Teddy broke savage wind and said something phlegmy.

“What did they pick you up for?”

“I ain't done it.”

I gave him twenty and nodded. “I hear you, brother.”

I turned around to find Officer T. Raintree standing in the squad room doorway. She was half out in the hall, watching me and Teddy.

I pointed at Teddy and told her, “He ain't done it.”

I think she smiled. I couldn't quite tell. She went back in the squad room. I found her at her desk.

“Kendell's working splits,” she told me.

“Back at eight, right?”

She nodded.

“You?”

“I'm done.” She closed her warrant book.

“Anywhere to eat around here?” I was laying the usual groundwork. I was expecting the usual result, which would be me finding out where to eat and then going there all alone.

She'd been tidying her desk, but she stopped. There was only one other officer in the room, well away from us and over against the far wall and on the phone. Officer T. Raintree named a couple of local restaurants, and then she waited.

“You think maybe you want to get some dinner or something?” I had to hope it was only half as painful to hear as it was to string together. I tried to say it while looking pleasant and hopeful and ready for rejection, which I was prepared to tolerate with a jolly shrug.

Officer T. Raintree didn't help me much. She just let it sit there for a bit. When she finally spoke, it was just to ask me, “Why?”

“Why … dinner?”

She nodded.

“With you?”

Kept nodding.

I hadn't worked up a why. I knew I found her beautiful and exotic and was hoping to get a chance to see her outside of her official duties where I could try to be at least a little winning on my own. That kind of thing's tough in handcuffs.

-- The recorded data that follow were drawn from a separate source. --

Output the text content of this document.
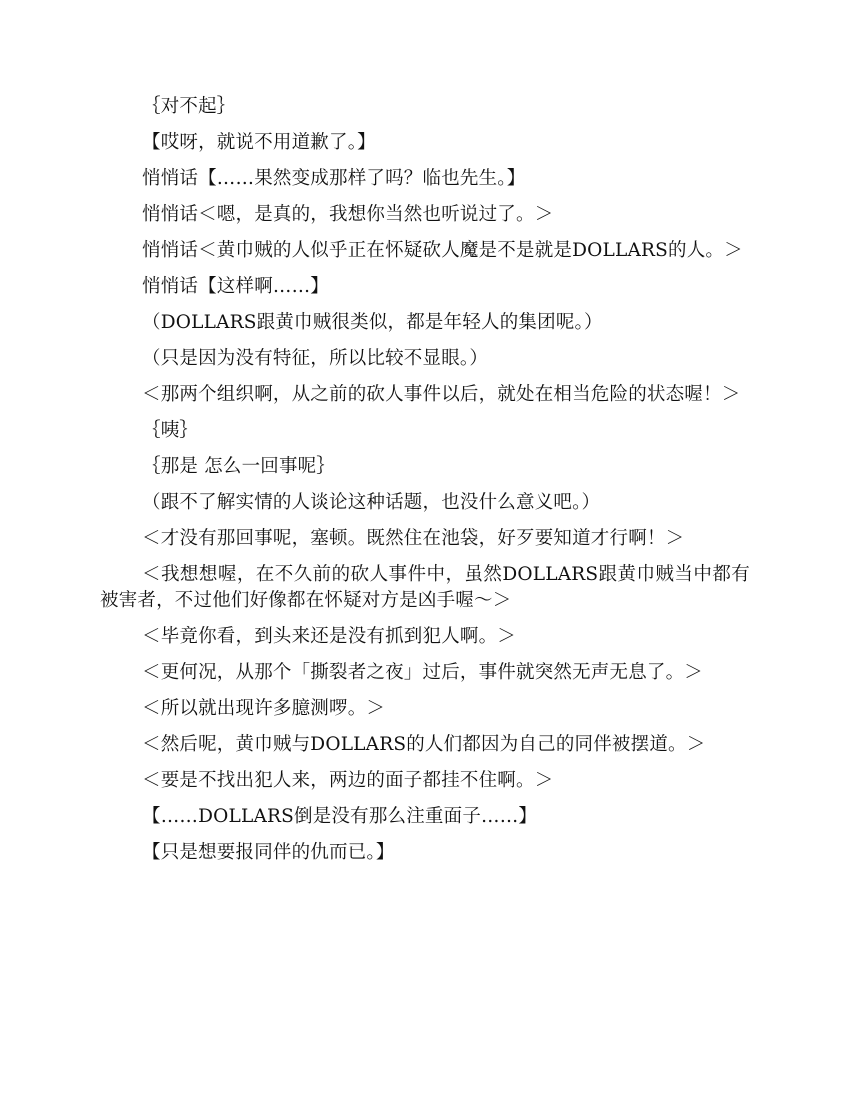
｛对不起｝

【哎呀，就说不用道歉了。】

悄悄话【……果然变成那样了吗？临也先生。】

悄悄话＜嗯，是真的，我想你当然也听说过了。＞

悄悄话＜黄巾贼的人似乎正在怀疑砍人魔是不是就是DOLLARS的人。＞

悄悄话【这样啊……】

（DOLLARS跟黄巾贼很类似，都是年轻人的集团呢。）

（只是因为没有特征，所以比较不显眼。）

＜那两个组织啊，从之前的砍人事件以后，就处在相当危险的状态喔！＞

｛咦｝

｛那是 怎么一回事呢｝

（跟不了解实情的人谈论这种话题，也没什么意义吧。）

＜才没有那回事呢，塞顿。既然住在池袋，好歹要知道才行啊！＞

＜我想想喔，在不久前的砍人事件中，虽然DOLLARS跟黄巾贼当中都有被害者，不过他们好像都在怀疑对方是凶手喔～＞

＜毕竟你看，到头来还是没有抓到犯人啊。＞

＜更何况，从那个「撕裂者之夜」过后，事件就突然无声无息了。＞

＜所以就出现许多臆测啰。＞

＜然后呢，黄巾贼与DOLLARS的人们都因为自己的同伴被摆道。＞

＜要是不找出犯人来，两边的面子都挂不住啊。＞

【……DOLLARS倒是没有那么注重面子……】

【只是想要报同伴的仇而已。】
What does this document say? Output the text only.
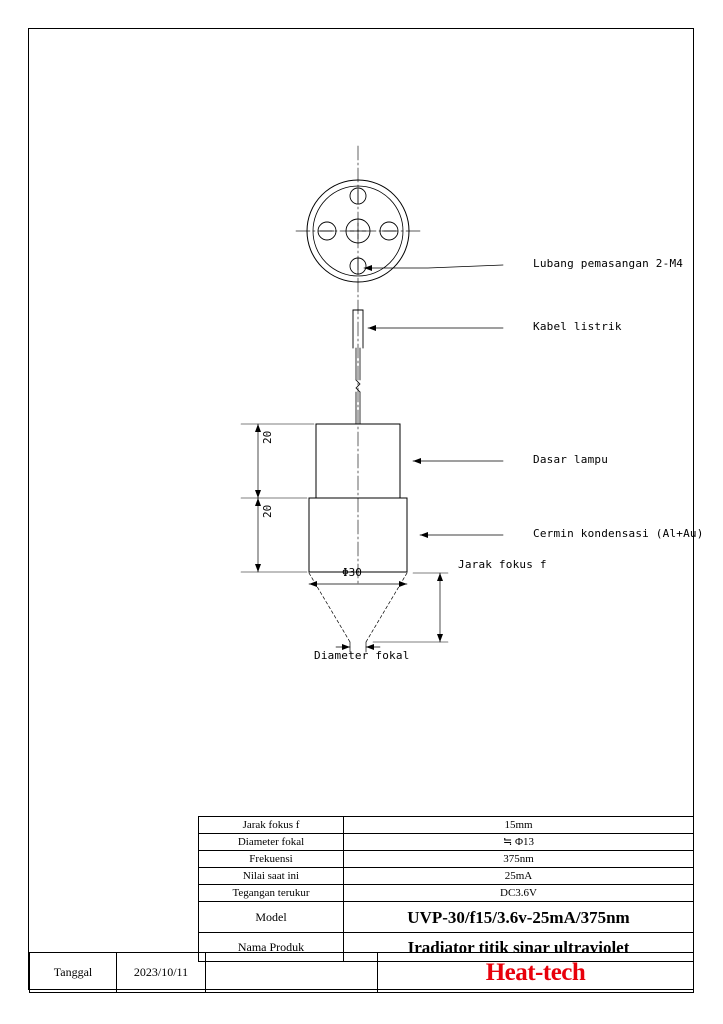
Lubang pemasangan 2-M4
Kabel listrik
Dasar lampu
Cermin kondensasi (Al+Au)
Jarak fokus f
Diameter fokal
20
20
Φ30
Jarak fokus f	15mm
Diameter fokal	≒ Φ13
Frekuensi	375nm
Nilai saat ini	25mA
Tegangan terukur	DC3.6V
Model	UVP-30/f15/3.6v-25mA/375nm
Nama Produk	Iradiator titik sinar ultraviolet
Tanggal	2023/10/11		Heat-tech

“Well,” I said. “I thought we could talk.”

“About what?”

“Just, you know, get to know each other.”

“I know a lot about you already.” With that she opened her middle drawer and drew out a manila folder. It had a few typed pages in it. “Kendell gave me this.” She ran her finger down the top sheet. “Born in March of 1975. Roanoke, Virginia. Four years in the marines. Six different police jobs in twelve years. One ex-wife. One daughter. Deceased. Independently wealthy somehow. Kendell had thoughts on that.”

“‘No thanks' would have worked just fine,” I told her and stood up like I'd be leaving.

“Sit down.”

I did.

“June 1980. Clarksdale, Mississippi. Two years in the marines. Two different police jobs—Baton Rouge and here. One husband. Deceased. One son. He eats, too.”

I was upset with the woman for not just saying no. So it took me a quarter minute to figure out what was going on.

“That's a yes?”

“Let me change. Pick up CJ. Shotgun House all right? He'll eat about anything there.”

“Yeah. Great. Am I meeting you there?”

She nodded. “When you hit the levee, turn left.”

She shut my folder, dropped it into her drawer, and closed it.

“What else did Kendell tell you?”

“Told me you'd ask me that.”

I headed for the squad room door.

“Hey,” she said.

I turned around.

“Keep your money. Teddy eats it.”

Damned if he wasn't chewing my twenty when I passed him in the hall.

*   *   *

The Shotgun House turned out to be a joint—barbecue and burgers and even alligator, battered and fried. There was a bar crowd drinking Bud Lights and eating crawfish straight off tin trays and then a room to the side with tables where there were a few kids eating already.

“One, hon?” The waitress was the hostess as well. She had a couple of pencils stuck in her hair and a basket of fritters in hand.

“Three,” I told her with, I guess, comical manly pride.